Spain's next king speaks of unity in first speech

Crown Prince Felipe said Wednesday he wants to promote Spain as a "united and diverse" nation when he takes over as king of the country struggling with 25 percent unemployment and Catalonian secessionist fervor.

Felipe spoke publicly for the first time since being tapped to become king and was received by a standing ovation from sympathizers in an ancient monastery church in northeastern Spain.

He was there to award a cultural prize to a 90-year-old Franciscan friar-historian. His wife Princess Letizia, a glamorous former television journalist dubbed the nation's first "Middle Class Queen" by Spanish media, also attended.

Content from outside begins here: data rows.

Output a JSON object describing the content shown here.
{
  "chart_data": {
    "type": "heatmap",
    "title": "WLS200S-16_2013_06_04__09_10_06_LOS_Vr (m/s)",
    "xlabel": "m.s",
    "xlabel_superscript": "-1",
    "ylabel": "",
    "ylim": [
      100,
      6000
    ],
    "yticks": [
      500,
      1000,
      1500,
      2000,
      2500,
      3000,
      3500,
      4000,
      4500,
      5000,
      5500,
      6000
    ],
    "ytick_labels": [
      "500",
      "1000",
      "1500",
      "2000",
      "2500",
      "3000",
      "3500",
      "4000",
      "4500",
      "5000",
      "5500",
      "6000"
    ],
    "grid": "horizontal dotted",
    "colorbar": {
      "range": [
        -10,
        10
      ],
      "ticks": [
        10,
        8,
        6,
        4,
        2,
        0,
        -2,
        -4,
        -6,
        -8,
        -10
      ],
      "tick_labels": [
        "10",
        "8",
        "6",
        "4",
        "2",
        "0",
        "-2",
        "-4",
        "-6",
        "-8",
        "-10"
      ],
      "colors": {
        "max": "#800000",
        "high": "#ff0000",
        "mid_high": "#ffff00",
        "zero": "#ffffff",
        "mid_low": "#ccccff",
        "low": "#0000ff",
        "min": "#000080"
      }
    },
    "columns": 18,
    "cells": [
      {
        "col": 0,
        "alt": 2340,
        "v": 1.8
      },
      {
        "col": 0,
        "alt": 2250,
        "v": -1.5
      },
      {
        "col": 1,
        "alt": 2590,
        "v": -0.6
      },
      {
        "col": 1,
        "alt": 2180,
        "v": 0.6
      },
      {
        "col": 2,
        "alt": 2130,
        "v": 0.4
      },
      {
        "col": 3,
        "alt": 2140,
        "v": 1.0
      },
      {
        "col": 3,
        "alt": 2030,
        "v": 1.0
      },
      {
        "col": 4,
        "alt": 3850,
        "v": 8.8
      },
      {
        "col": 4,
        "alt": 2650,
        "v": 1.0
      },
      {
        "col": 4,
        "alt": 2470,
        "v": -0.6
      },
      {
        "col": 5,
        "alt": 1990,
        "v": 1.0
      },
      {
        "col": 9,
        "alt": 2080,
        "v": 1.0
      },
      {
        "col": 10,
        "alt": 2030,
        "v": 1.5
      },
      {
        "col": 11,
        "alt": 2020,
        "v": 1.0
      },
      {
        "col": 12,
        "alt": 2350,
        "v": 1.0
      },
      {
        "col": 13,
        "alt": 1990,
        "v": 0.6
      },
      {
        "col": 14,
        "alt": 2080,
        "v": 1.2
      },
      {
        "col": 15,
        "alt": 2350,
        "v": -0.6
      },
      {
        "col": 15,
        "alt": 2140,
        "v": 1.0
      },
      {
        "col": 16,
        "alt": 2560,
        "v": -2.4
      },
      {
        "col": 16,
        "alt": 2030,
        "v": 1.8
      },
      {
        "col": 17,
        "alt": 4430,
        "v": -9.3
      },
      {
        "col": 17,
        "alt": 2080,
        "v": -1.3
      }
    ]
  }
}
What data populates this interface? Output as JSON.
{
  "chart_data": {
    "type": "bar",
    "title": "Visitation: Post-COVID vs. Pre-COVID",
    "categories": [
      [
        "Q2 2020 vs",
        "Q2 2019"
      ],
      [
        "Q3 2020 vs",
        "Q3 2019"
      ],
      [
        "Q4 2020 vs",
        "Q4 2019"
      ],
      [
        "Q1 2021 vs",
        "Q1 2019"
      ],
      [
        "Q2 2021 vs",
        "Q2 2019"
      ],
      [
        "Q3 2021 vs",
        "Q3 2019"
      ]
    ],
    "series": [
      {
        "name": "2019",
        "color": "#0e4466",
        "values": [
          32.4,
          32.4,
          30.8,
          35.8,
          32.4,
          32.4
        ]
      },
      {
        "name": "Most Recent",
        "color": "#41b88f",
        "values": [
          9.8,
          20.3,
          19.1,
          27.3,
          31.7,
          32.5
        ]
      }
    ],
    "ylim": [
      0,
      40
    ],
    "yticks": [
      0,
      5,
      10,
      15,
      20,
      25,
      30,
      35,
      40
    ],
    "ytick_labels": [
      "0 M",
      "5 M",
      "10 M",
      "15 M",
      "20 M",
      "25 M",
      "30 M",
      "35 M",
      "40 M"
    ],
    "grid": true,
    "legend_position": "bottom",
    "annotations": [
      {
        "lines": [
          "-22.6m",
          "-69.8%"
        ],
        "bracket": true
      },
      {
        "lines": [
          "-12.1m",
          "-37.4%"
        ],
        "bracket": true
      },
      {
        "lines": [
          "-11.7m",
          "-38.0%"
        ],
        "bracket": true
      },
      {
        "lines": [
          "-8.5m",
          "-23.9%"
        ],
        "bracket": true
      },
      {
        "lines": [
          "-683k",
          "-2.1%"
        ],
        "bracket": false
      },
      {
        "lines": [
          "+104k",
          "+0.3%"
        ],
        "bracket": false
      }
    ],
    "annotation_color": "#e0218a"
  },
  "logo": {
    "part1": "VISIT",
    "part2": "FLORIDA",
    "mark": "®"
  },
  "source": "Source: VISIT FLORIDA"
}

The prince didn't specifically mention Spain's economic difficulties or the drive in the northeastern region Catalonia for a secession vote in November, but said the country is going through "difficult times" that require Spaniards to put "the common good in front of special interests."

The crown prince will become King Felipe VI as early as June 18 following Monday's announcement by King Juan Carlos that he will abdicate because his son is ready for the job and because the country needs new royal blood to lead it.

Felipe, 46, has managed to avoid being tarnished by scandals that have hurt the popularity of his 76-year-old father.

Juan Carlos is widely respected for leading Spain's transition from dictatorship to democracy and staring down a 1981 coup attempt. But his reputation took a big blow following a secret 2012 elephant hunting trip to Botswana at the height of Spain's financial crisis.

The trip became public after Juan Carlos fell and broke his hip, forcing him to take a private jet back to Spain for treatment.

The king's son-in-law, Inaki Urdangarin, is being investigated on suspicion of embezzling large amounts in public contracts.

Juan Carlos' youngest daughter, Princess Cristina, was forced to testify this year in the fraud and money-laundering case targeting her husband, an Olympic handball medalist turned businessman.